Barty: “I’m going to retire.”
For Ashleigh Barty, as for anyone else, it is better to leave for good reasons than to continue for bad ones. It is better to know a Barty soothed away from the courts than to see an Osaka suffering on it.
This decision deserves respect, but it undoubtedly requires some form of courage. It no longer wanted income and securities bonds.
If she had achieved her big goal by winning her first Grand Slam title at Roland Garros in 2019, she would have just fulfilled her only two true dreams by triumphing at Wimbledon and in Melbourne at home. She didn’t see anymore on the horizon.
Some are never satisfied; chase titles and records as much and as long as possible. These are the Serena, the Djoko, and so on. Others love tennis and/or competition so much that they prolong the pleasure even though it can be akin to certain suffering and despite their full awareness that their future will never touch their more or less glorious past.

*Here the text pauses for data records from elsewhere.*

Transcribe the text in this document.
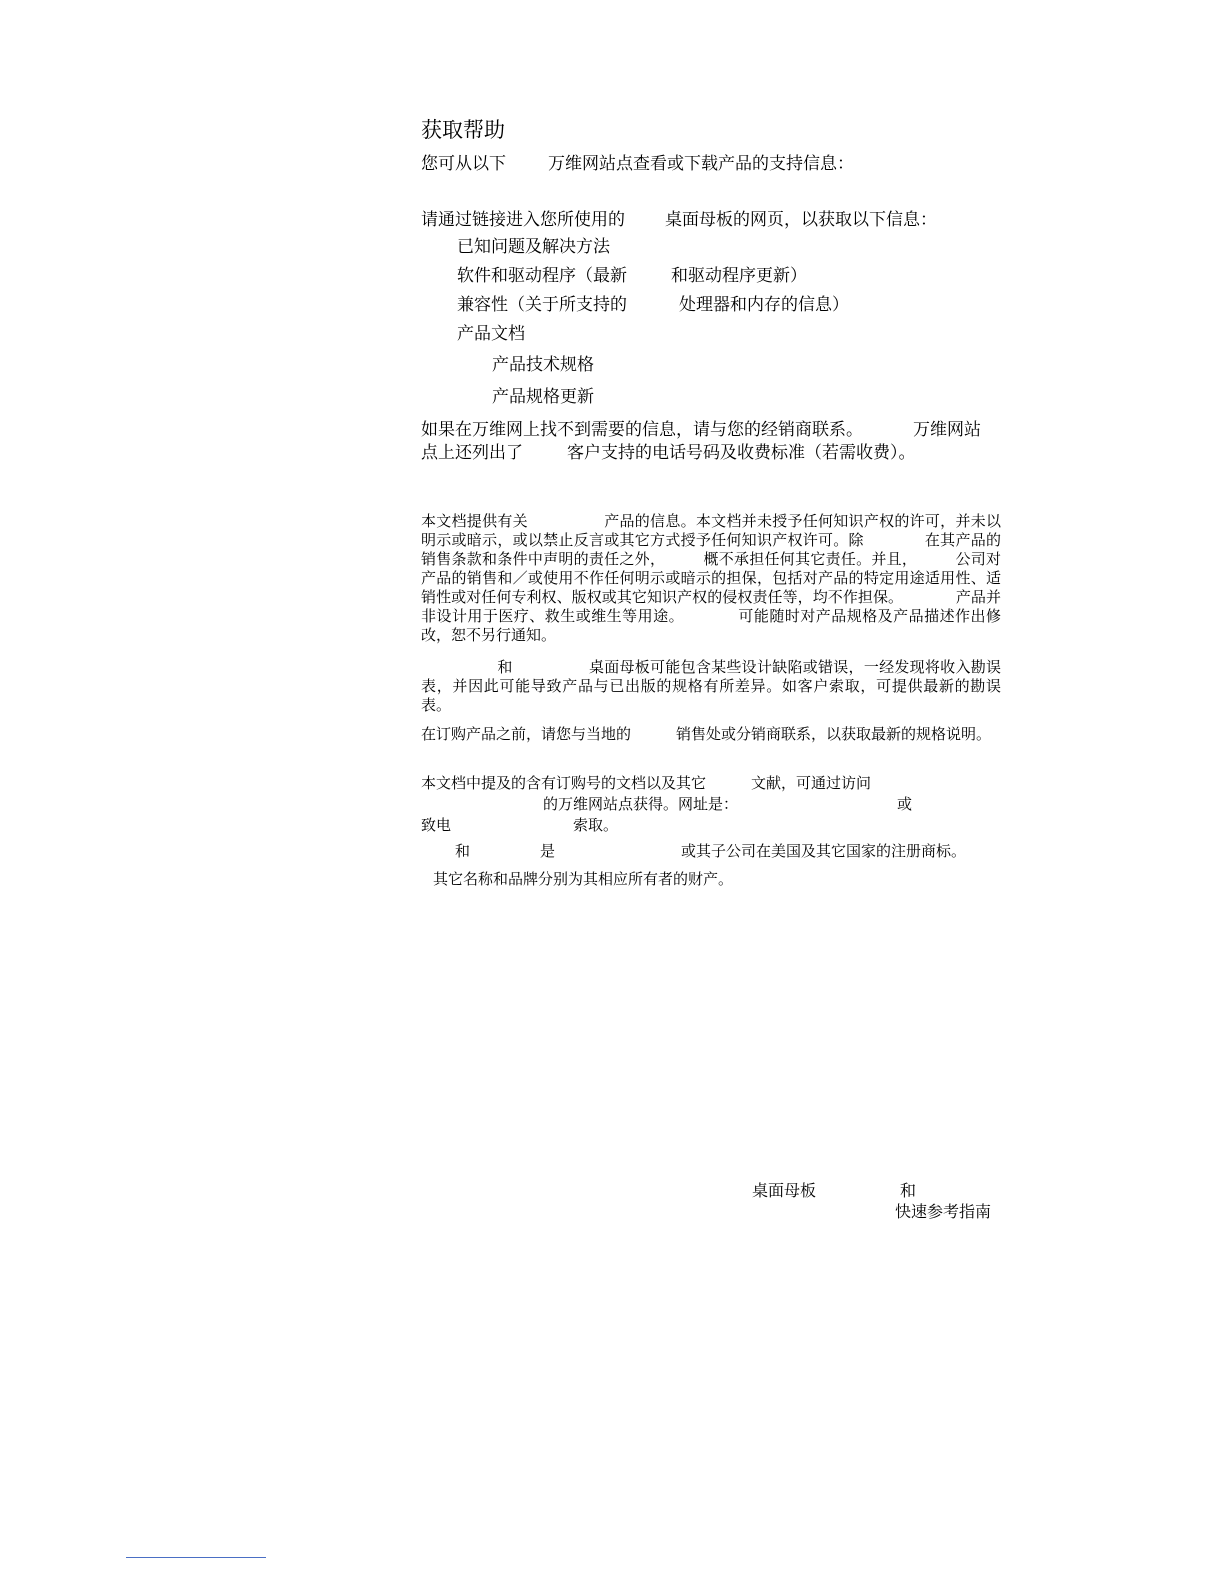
获取帮助
您可从以下 万维网站点查看或下载产品的支持信息：
请通过链接进入您所使用的 桌面母板的网页，以获取以下信息：
已知问题及解决方法
软件和驱动程序（最新	和驱动程序更新）
兼容性（关于所支持的	处理器和内存的信息）
产品文档
产品技术规格
产品规格更新
如果在万维网上找不到需要的信息，请与您的经销商联系。	万维网站
点上还列出了	客户支持的电话号码及收费标准（若需收费）。
本文档提供有关　　　　　产品的信息。本文档并未授予任何知识产权的许可，并未以明示或暗示，或以禁止反言或其它方式授予任何知识产权许可。除　　　　在其产品的销售条款和条件中声明的责任之外，　　　概不承担任何其它责任。并且，　　　公司对　　　　产品的销售和／或使用不作任何明示或暗示的担保，包括对产品的特定用途适用性、适销性或对任何专利权、版权或其它知识产权的侵权责任等，均不作担保。　　　　产品并非设计用于医疗、救生或维生等用途。　　　　可能随时对产品规格及产品描述作出修改，恕不另行通知。
　　　　　和　　　　　桌面母板可能包含某些设计缺陷或错误，一经发现将收入勘误表，并因此可能导致产品与已出版的规格有所差异。如客户索取，可提供最新的勘误表。
在订购产品之前，请您与当地的　　　销售处或分销商联系，以获取最新的规格说明。
本文档中提及的含有订购号的文档以及其它　　　文献，可通过访问
的万维网站点获得。网址是：	或
致电	索取。
和	是	或其子公司在美国及其它国家的注册商标。
其它名称和品牌分别为其相应所有者的财产。
桌面母板	和
快速参考指南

They are the Wawrinka, the Murray, the Tsonga, the Gasquet. A record, a new major title, pure pleasure, the last thrill, no importance.

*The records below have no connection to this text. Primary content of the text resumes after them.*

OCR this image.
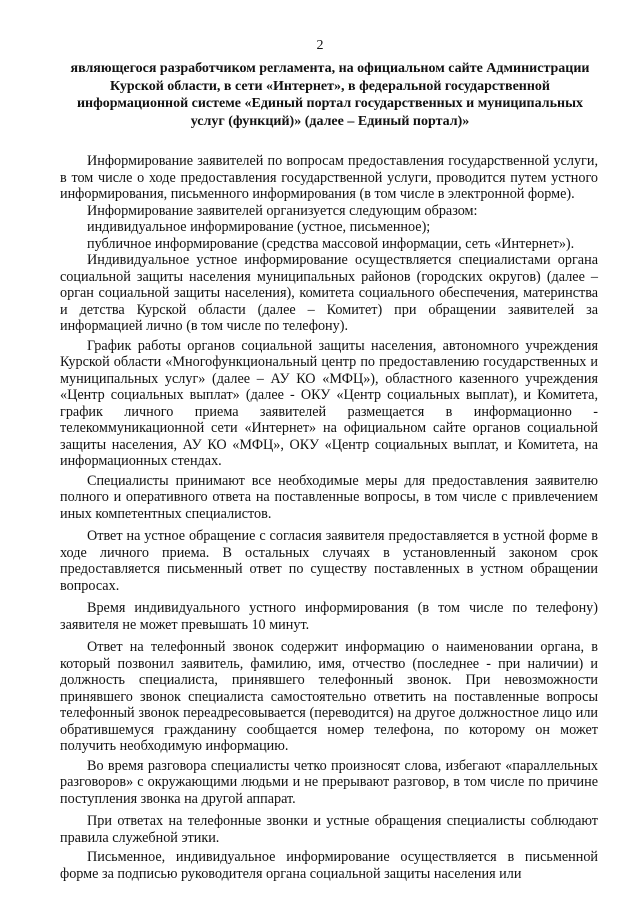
2
являющегося разработчиком регламента, на официальном сайте Администрации Курской области, в сети «Интернет», в федеральной государственной информационной системе «Единый портал государственных и муниципальных услуг (функций)» (далее – Единый портал)»

Информирование заявителей по вопросам предоставления государственной услуги, в том числе о ходе предоставления государственной услуги, проводится путем устного информирования, письменного информирования (в том числе в электронной форме).

Информирование заявителей организуется следующим образом:

индивидуальное информирование (устное, письменное);

публичное информирование (средства массовой информации, сеть «Интернет»).

Индивидуальное устное информирование осуществляется специалистами органа социальной защиты населения муниципальных районов (городских округов) (далее – орган социальной защиты населения), комитета социального обеспечения, материнства и детства Курской области (далее – Комитет) при обращении заявителей за информацией лично (в том числе по телефону).

График работы органов социальной защиты населения, автономного учреждения Курской области «Многофункциональный центр по предоставлению государственных и муниципальных услуг» (далее – АУ КО «МФЦ»), областного казенного учреждения «Центр социальных выплат» (далее - ОКУ «Центр социальных выплат), и Комитета, график личного приема заявителей размещается в информационно - телекоммуникационной сети «Интернет» на официальном сайте органов социальной защиты населения, АУ КО «МФЦ», ОКУ «Центр социальных выплат, и Комитета, на информационных стендах.

Специалисты принимают все необходимые меры для предоставления заявителю полного и оперативного ответа на поставленные вопросы, в том числе с привлечением иных компетентных специалистов.

Ответ на устное обращение с согласия заявителя предоставляется в устной форме в ходе личного приема. В остальных случаях в установленный законом срок предоставляется письменный ответ по существу поставленных в устном обращении вопросах.

Время индивидуального устного информирования (в том числе по телефону) заявителя не может превышать 10 минут.

Ответ на телефонный звонок содержит информацию о наименовании органа, в который позвонил заявитель, фамилию, имя, отчество (последнее - при наличии) и должность специалиста, принявшего телефонный звонок. При невозможности принявшего звонок специалиста самостоятельно ответить на поставленные вопросы телефонный звонок переадресовывается (переводится) на другое должностное лицо или обратившемуся гражданину сообщается номер телефона, по которому он может получить необходимую информацию.

Во время разговора специалисты четко произносят слова, избегают «параллельных разговоров» с окружающими людьми и не прерывают разговор, в том числе по причине поступления звонка на другой аппарат.

При ответах на телефонные звонки и устные обращения специалисты соблюдают правила служебной этики.

Письменное, индивидуальное информирование осуществляется в письменной форме за подписью руководителя органа социальной защиты населения или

All these choices are respectable as long as they are made in harmony with oneself. Ashleigh Barty’s is no less so. She doesn’t like tennis enough anymore, she says so, and she leaves. So much the better for her, surely. Too bad for us, perhaps.

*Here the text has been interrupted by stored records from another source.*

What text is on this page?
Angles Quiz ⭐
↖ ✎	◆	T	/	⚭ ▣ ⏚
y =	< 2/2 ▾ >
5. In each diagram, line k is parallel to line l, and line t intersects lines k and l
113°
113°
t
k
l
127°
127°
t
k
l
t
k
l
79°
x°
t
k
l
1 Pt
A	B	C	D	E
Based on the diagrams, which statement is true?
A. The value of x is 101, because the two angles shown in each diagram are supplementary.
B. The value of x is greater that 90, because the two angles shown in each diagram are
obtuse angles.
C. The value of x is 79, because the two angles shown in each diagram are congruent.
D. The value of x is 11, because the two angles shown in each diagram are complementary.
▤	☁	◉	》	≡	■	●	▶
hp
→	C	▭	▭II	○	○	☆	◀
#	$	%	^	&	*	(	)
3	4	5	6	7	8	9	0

Since the player cannot help but be regretted, his tennis ticked all the boxes of modernity while retaining the old charm. Tennis of a rare variety (ah, this slice …) and always subtle that did well to the eyes.
It was a chance for the WTA to see this tennis, capable of dictating its law on playgrounds as varied as clay, grass, or hard, impose itself at its top.
So it’s a loss, no doubt. The champion will also be missed. Barty was anything but a star. She had not and would never have had the potential of a Serena Williams in this area.
But his kindness and simplicity were unanimous among his colleagues and beyond. It is, of course, never good to speak ill of people who leave, to the point of rendering some eulogies excessive or suspicious.
Ashleigh Barty is, fortunately, all that is alive, perhaps even more than ever since Wednesday morning, but the champion will now tell herself in the past. Yet, you can be sure; all the tributes paid this Wednesday are sincere. On the circuit, everyone will miss Ashleigh Barty.
Promised a bright future early on, since her junior crown at Wimbledon in 2011 at the age of 15, Barty had already moved away from tennis at the end of 2014 to play cricket. She returned to the competition a year and a half later.
“I had never closed the door. It was the best decision to leave, and still a better decision to return to tennis. I needed a little perspective to live a normal life because tennis does not allow a normal life and time to mature,” she said in 2019 about this long and already iconoclastic cut.
She could hold the same words today, except for the “still better decision to come back.”
But who knows. At only 25 years old, maybe one day, in a month, in a year, she will again feel the need and the desire to rub shoulders with competition and tennis again.
Let us bet that, if she returns one day, she will do so in the same spirit that pushes her to leave: in complete freedom.
DiP’s eye: “Barty is the strongest and most complete player on the women’s circuit.”